If you use sensible, heavy-tailed alternative distributions, like the log-normal or the Weibull (stretched exponential), you will find that it is often very, very hard to rule them out. In the two dozen data sets we looked at, all chosen because people had claimed they followed power laws, the log-normal’s fit was almost always competitive with the power law, usually insignificantly better and sometimes substantially better. (To repeat a joke: Gauss is not mocked.)

 

April 1, 2013

Briefly

Despite the date, this is not in any way an April Fools post

  • “Data is not killing creativity, it’s just changing how we tell stories”, from Techcrunch
  • Turning free-form text into journalism: Jacob Harris writes about an investigation into food recalls (nested HTML tables are not an open data format either)
  • Green labels look healthier than red labels, from the Washington Post. When I see this sort of research I imagine the marketing experts thinking “how cute, they figured that one out after only four years”
  • Frances Woolley debunks the recent stories about how Facebook likes reveal your sexual orientation (with comments from me).  It’s amazing how little you get from the quoted 88% accuracy, even if you pretend the input data are meaningful.  There are some measures of accuracy that you shouldn’t be allowed to use in press releases.
March 27, 2013

Does data visualisation matter?

“I wish there were more examples where data viz actually mattered. The case studies for us to lean on are sparser than they should be.”

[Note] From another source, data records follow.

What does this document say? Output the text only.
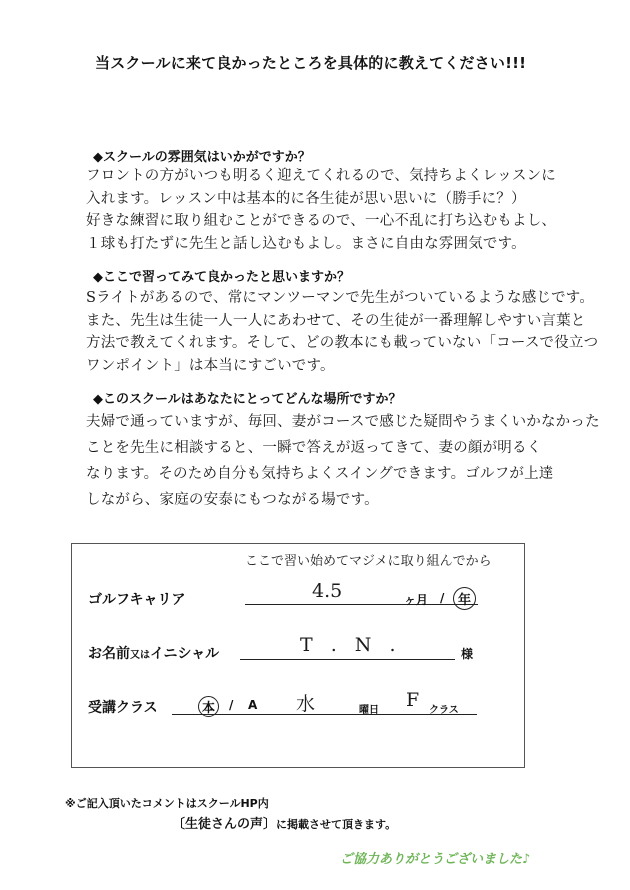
当スクールに来て良かったところを具体的に教えてください!!!
◆スクールの雰囲気はいかがですか？
フロントの方がいつも明るく迎えてくれるので、気持ちよくレッスンに
入れます。レッスン中は基本的に各生徒が思い思いに（勝手に？）
好きな練習に取り組むことができるので、一心不乱に打ち込むもよし、
１球も打たずに先生と話し込むもよし。まさに自由な雰囲気です。
◆ここで習ってみて良かったと思いますか？
Sライトがあるので、常にマンツーマンで先生がついているような感じです。
また、先生は生徒一人一人にあわせて、その生徒が一番理解しやすい言葉と
方法で教えてくれます。そして、どの教本にも載っていない「コースで役立つ
ワンポイント」は本当にすごいです。
◆このスクールはあなたにとってどんな場所ですか？
夫婦で通っていますが、毎回、妻がコースで感じた疑問やうまくいかなかった
ことを先生に相談すると、一瞬で答えが返ってきて、妻の顔が明るく
なります。そのため自分も気持ちよくスイングできます。ゴルフが上達
しながら、家庭の安泰にもつながる場です。
ここで習い始めてマジメに取り組んでから
ゴルフキャリア	4.5	ヶ月 / 年
お名前又はイニシャル	T . N .	様
受講クラス	本 / A 水	曜日 F クラス
※ご記入頂いたコメントはスクールHP内
〔生徒さんの声〕に掲載させて頂きます。
ご協力ありがとうございました♪
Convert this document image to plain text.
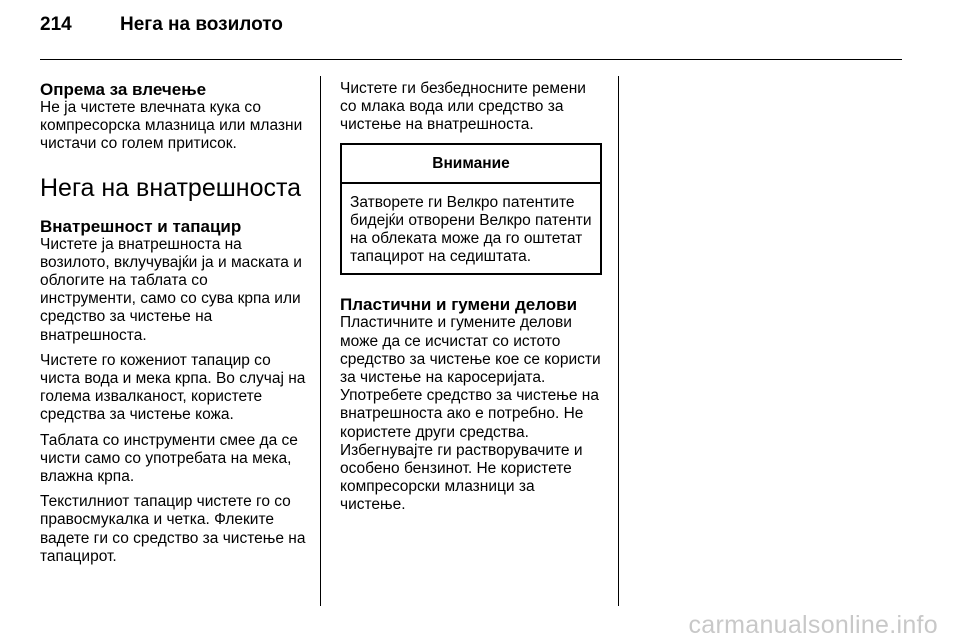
214	Нега на возилото
Опрема за влечење

Не ја чистете влечната кука со компресорска млазница или млазни чистачи со голем притисок.

Нега на внатрешноста
Внатрешност и тапацир

Чистете ја внатрешноста на возилото, вклучувајќи ја и маската и облогите на таблата со инструменти, само со сува крпа или средство за чистење на внатрешноста.

Чистете го кожениот тапацир со чиста вода и мека крпа. Во случај на голема извалканост, користете средства за чистење кожа.

Таблата со инструменти смее да се чисти само со употребата на мека, влажна крпа.

Текстилниот тапацир чистете го со правосмукалка и четка. Флеките вадете ги со средство за чистење на тапацирот.

Чистете ги безбедносните ремени со млака вода или средство за чистење на внатрешноста.

Внимание
Затворете ги Велкро патентите бидејќи отворени Велкро патенти на облеката може да го оштетат тапацирот на седиштата.
Пластични и гумени делови

Пластичните и гумените делови може да се исчистат со истото средство за чистење кое се користи за чистење на каросеријата. Употребете средство за чистење на внатрешноста ако е потребно. Не користете други средства. Избегнувајте ги растворувачите и особено бензинот. Не користете компресорски млазници за чистење.

carmanualsonline.info
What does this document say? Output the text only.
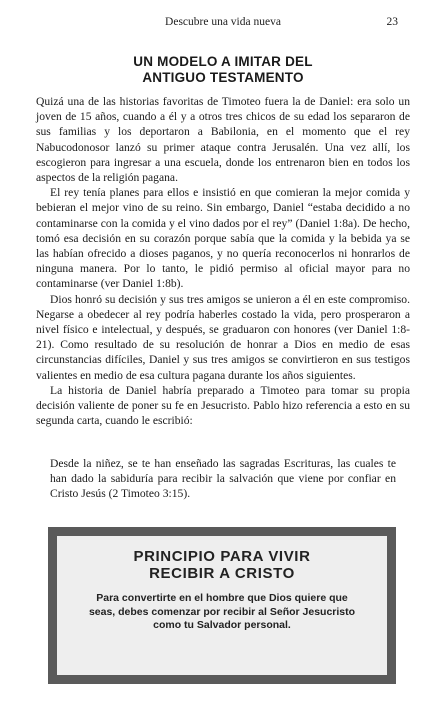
Descubre una vida nueva	23
UN MODELO A IMITAR DEL
ANTIGUO TESTAMENTO

Quizá una de las historias favoritas de Timoteo fuera la de Daniel: era solo un joven de 15 años, cuando a él y a otros tres chicos de su edad los separaron de sus familias y los deportaron a Babilonia, en el momento que el rey Nabucodonosor lanzó su primer ataque contra Jerusalén. Una vez allí, los escogieron para ingresar a una escuela, donde los entrenaron bien en todos los aspectos de la religión pagana.

El rey tenía planes para ellos e insistió en que comieran la mejor comida y bebieran el mejor vino de su reino. Sin embargo, Daniel “estaba decidido a no contaminarse con la comida y el vino dados por el rey” (Daniel 1:8a). De hecho, tomó esa decisión en su corazón porque sabía que la comida y la bebida ya se las habían ofrecido a dioses paganos, y no quería reconocerlos ni honrarlos de ninguna manera. Por lo tanto, le pidió permiso al oficial mayor para no contaminarse (ver Daniel 1:8b).

Dios honró su decisión y sus tres amigos se unieron a él en este compromiso. Negarse a obedecer al rey podría haberles costado la vida, pero prosperaron a nivel físico e intelectual, y después, se graduaron con honores (ver Daniel 1:8-21). Como resultado de su resolución de honrar a Dios en medio de esas circunstancias difíciles, Daniel y sus tres amigos se convirtieron en sus testigos valientes en medio de esa cultura pagana durante los años siguientes.

La historia de Daniel habría preparado a Timoteo para tomar su propia decisión valiente de poner su fe en Jesucristo. Pablo hizo referencia a esto en su segunda carta, cuando le escribió:

Desde la niñez, se te han enseñado las sagradas Escrituras, las cuales te han dado la sabiduría para recibir la salvación que viene por confiar en Cristo Jesús (2 Timoteo 3:15).

PRINCIPIO PARA VIVIR
RECIBIR A CRISTO
Para convertirte en el hombre que Dios quiere que seas, debes comenzar por recibir al Señor Jesucristo como tu Salvador personal.
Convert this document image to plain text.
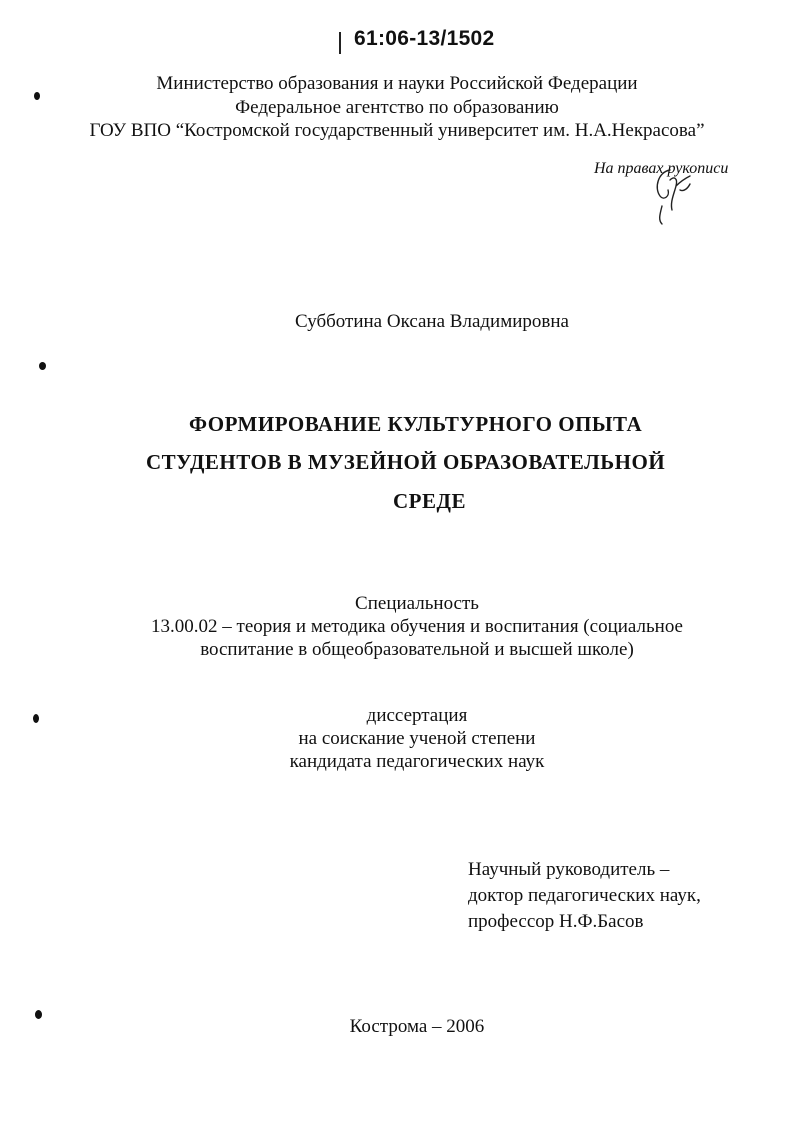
61:06-13/1502
Министерство образования и науки Российской Федерации
Федеральное агентство по образованию
ГОУ ВПО “Костромской государственный университет им. Н.А.Некрасова”
На правах рукописи
Субботина Оксана Владимировна
ФОРМИРОВАНИЕ КУЛЬТУРНОГО ОПЫТА
СТУДЕНТОВ В МУЗЕЙНОЙ ОБРАЗОВАТЕЛЬНОЙ
СРЕДЕ
Специальность
13.00.02 – теория и методика обучения и воспитания (социальное
воспитание в общеобразовательной и высшей школе)
диссертация
на соискание ученой степени
кандидата педагогических наук
Научный руководитель –
доктор педагогических наук,
профессор Н.Ф.Басов
Кострома – 2006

Amanda Cox, NY Times chartmaker, interviewed at Harvard Business Review.  Includes a graph showing how the same unemployment report might be viewed by partisans of opposing parties.

March 17, 2013

Briefly

  • When data gets more important, there’s more incentive to fudge it.  From the Telegraph: ” senior NHS managers and hospital trusts will be held criminally liable if they manipulate figures on waiting times or death rates.”
  • A new registry for people with rare genetic diseases, emphasizing the ability to customise what information is revealed and to whom.
  • Wall St Journal piece on Big Data. Some concrete examples, not just the usual buzzwords
  • Interesting visualisations from RevDanCat
January 23, 2013

Biologists want more statistics

An article in Nature (not free access, unfortunately) by Australian molecular biologist David L. Vaux

 “Experimental biologists, their reviewers and their publishers must grasp basic statistics, or sloppy science will continue to grow.”

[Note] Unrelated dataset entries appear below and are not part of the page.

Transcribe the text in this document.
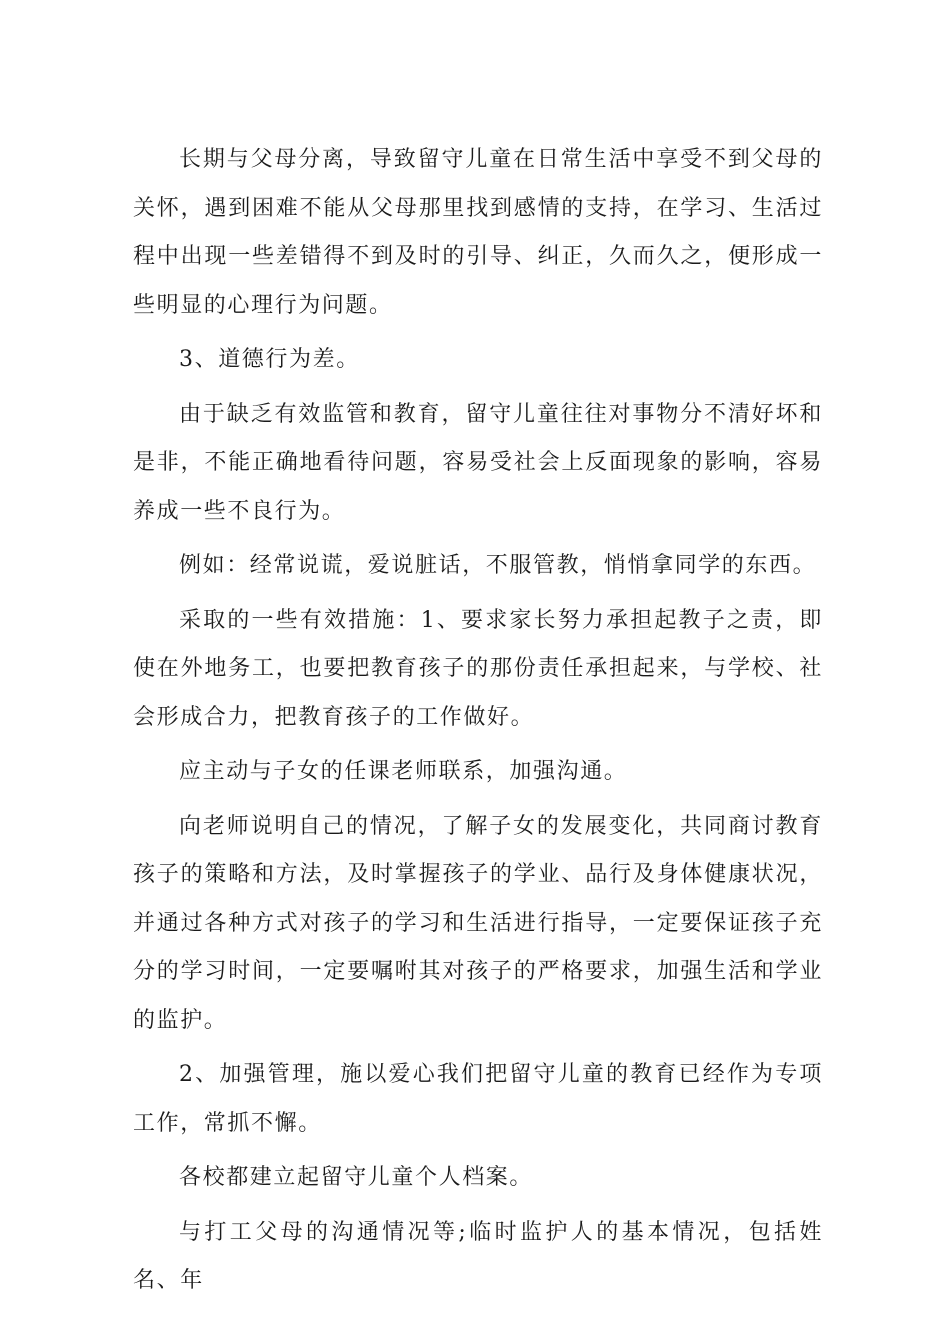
长期与父母分离，导致留守儿童在日常生活中享受不到父母的关怀，遇到困难不能从父母那里找到感情的支持，在学习、生活过程中出现一些差错得不到及时的引导、纠正，久而久之，便形成一些明显的心理行为问题。

3、道德行为差。

由于缺乏有效监管和教育，留守儿童往往对事物分不清好坏和是非，不能正确地看待问题，容易受社会上反面现象的影响，容易养成一些不良行为。

例如：经常说谎，爱说脏话，不服管教，悄悄拿同学的东西。

采取的一些有效措施：1、要求家长努力承担起教子之责，即使在外地务工，也要把教育孩子的那份责任承担起来，与学校、社会形成合力，把教育孩子的工作做好。

应主动与子女的任课老师联系，加强沟通。

向老师说明自己的情况，了解子女的发展变化，共同商讨教育孩子的策略和方法，及时掌握孩子的学业、品行及身体健康状况，并通过各种方式对孩子的学习和生活进行指导，一定要保证孩子充分的学习时间，一定要嘱咐其对孩子的严格要求，加强生活和学业的监护。

2、加强管理，施以爱心我们把留守儿童的教育已经作为专项工作，常抓不懈。

各校都建立起留守儿童个人档案。

与打工父母的沟通情况等;临时监护人的基本情况，包括姓名、年
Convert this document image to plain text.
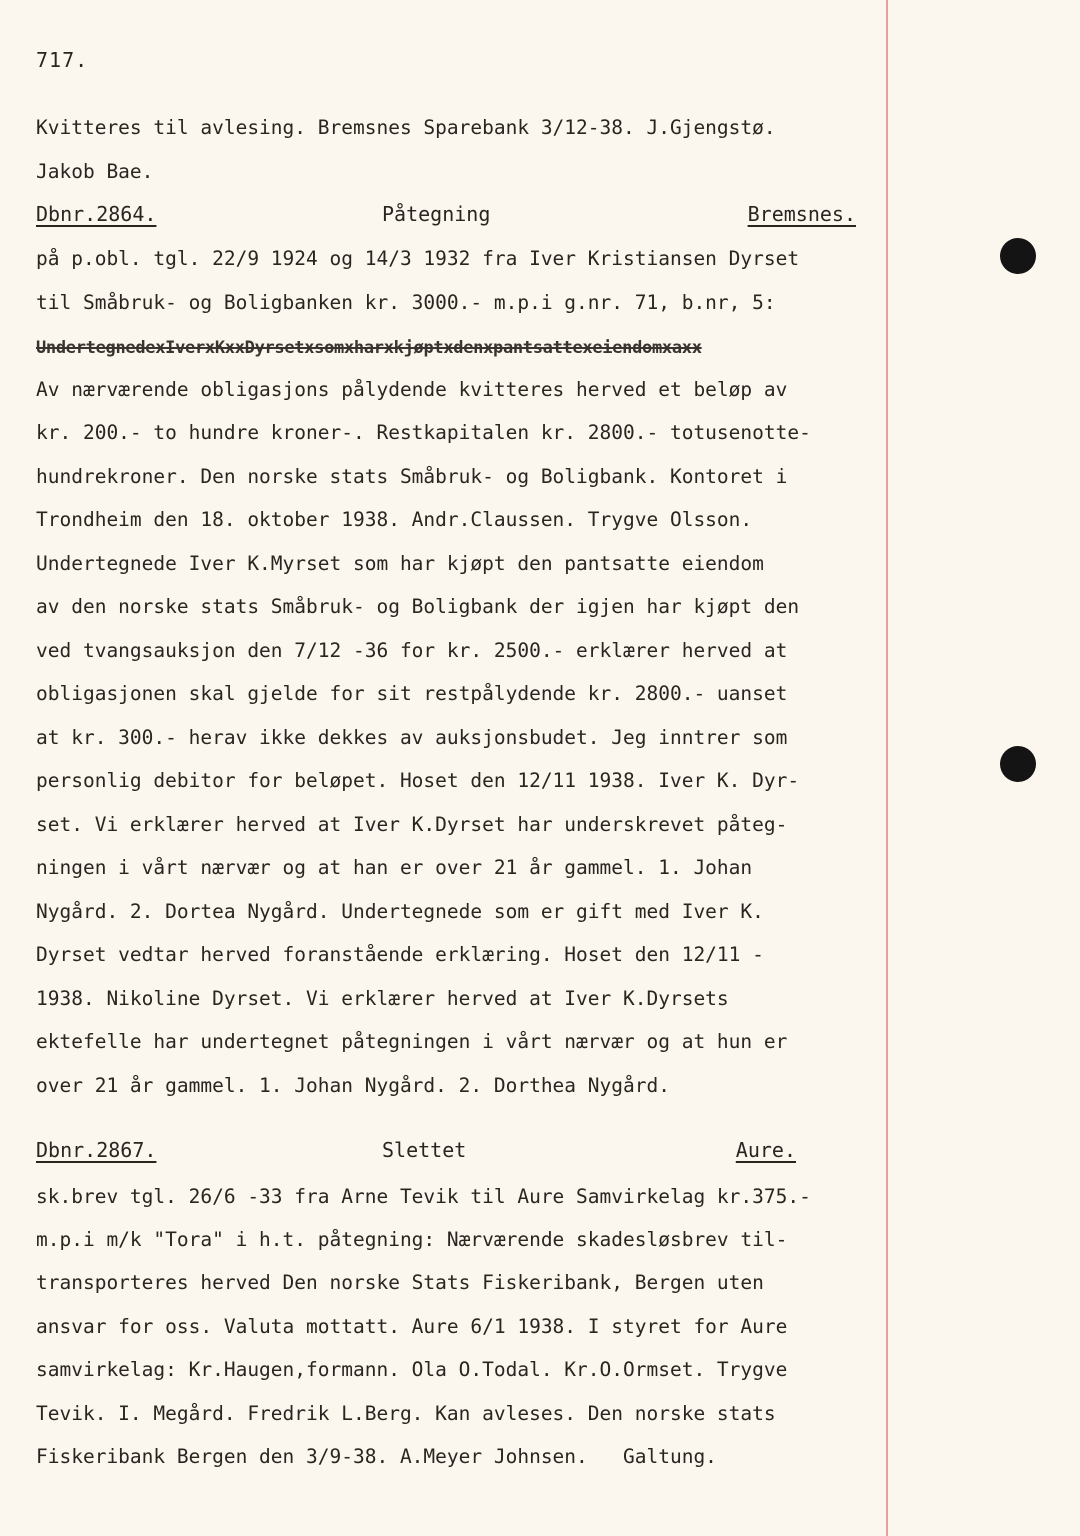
717.
Kvitteres til avlesing. Bremsnes Sparebank 3/12-38. J.Gjengstø.
Jakob Bae.
Dbnr.2864.	Påtegning	Bremsnes.
på p.obl. tgl. 22/9 1924 og 14/3 1932 fra Iver Kristiansen Dyrset
til Småbruk- og Boligbanken kr. 3000.- m.p.i g.nr. 71, b.nr, 5:
UndertegnedexIverxKxxDyrsetxsomxharxkjøptxdenxpantsattexeiendomxaxx
Av nærværende obligasjons pålydende kvitteres herved et beløp av
kr. 200.- to hundre kroner-. Restkapitalen kr. 2800.- totusenotte-
hundrekroner. Den norske stats Småbruk- og Boligbank. Kontoret i
Trondheim den 18. oktober 1938. Andr.Claussen. Trygve Olsson.
Undertegnede Iver K.Myrset som har kjøpt den pantsatte eiendom
av den norske stats Småbruk- og Boligbank der igjen har kjøpt den
ved tvangsauksjon den 7/12 -36 for kr. 2500.- erklærer herved at
obligasjonen skal gjelde for sit restpålydende kr. 2800.- uanset
at kr. 300.- herav ikke dekkes av auksjonsbudet. Jeg inntrer som
personlig debitor for beløpet. Hoset den 12/11 1938. Iver K. Dyr-
set. Vi erklærer herved at Iver K.Dyrset har underskrevet påteg-
ningen i vårt nærvær og at han er over 21 år gammel. 1. Johan
Nygård. 2. Dortea Nygård. Undertegnede som er gift med Iver K.
Dyrset vedtar herved foranstående erklæring. Hoset den 12/11 -
1938. Nikoline Dyrset. Vi erklærer herved at Iver K.Dyrsets
ektefelle har undertegnet påtegningen i vårt nærvær og at hun er
over 21 år gammel. 1. Johan Nygård. 2. Dorthea Nygård.
Dbnr.2867.	Slettet	Aure.
sk.brev tgl. 26/6 -33 fra Arne Tevik til Aure Samvirkelag kr.375.-
m.p.i m/k "Tora" i h.t. påtegning: Nærværende skadesløsbrev til-
transporteres herved Den norske Stats Fiskeribank, Bergen uten
ansvar for oss. Valuta mottatt. Aure 6/1 1938. I styret for Aure
samvirkelag: Kr.Haugen,formann. Ola O.Todal. Kr.O.Ormset. Trygve
Tevik. I. Megård. Fredrik L.Berg. Kan avleses. Den norske stats
Fiskeribank Bergen den 3/9-38. A.Meyer Johnsen.   Galtung.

This doesn’t come as a surprise to statisticians, but it is nice to get the support from the biology side.  His recommendations are also familiar and welcome

How can the understanding and use of elementary statistics be improved? Young researchers need to be taught the practicalities of using statistics at the point at which they obtain the results of their very first experiments.

[Journals] should refuse to publish papers that contain fundamental errors, and readily publish corrections for published papers that fall short. This requires engaging reviewers who are statistically literate and editors who can verify the process. Numerical data should be made available either as part of the paper or as linked, computer-interpretable files so that readers can perform or confirm statistical analyses themselves.

Professor Vaux goes on to say

When William Strunk Jr, a professor of English, was faced with a flood of errors in spelling, grammar and English usage, he wrote a short, practical guide that became The Elements of Style(also known as Strunk and White). Perhaps experimental biologists need a similar booklet on statistics.

And here I have to quibble. Experimental biologists already have too many guides like Strunk & White, full of outdated prejudices and policies that the authors themselves would not follow.  What we need is a guide that lays out how good scientists and statisticians actually do handle common types of experiment (ie, evidence-based standard recipes), together with some education on the basic principles: contrasts, blocking, randomization, sources of variation, descriptions of uncertainty. And perhaps a few entertaining horror stories of Doing It Rong and the consequences.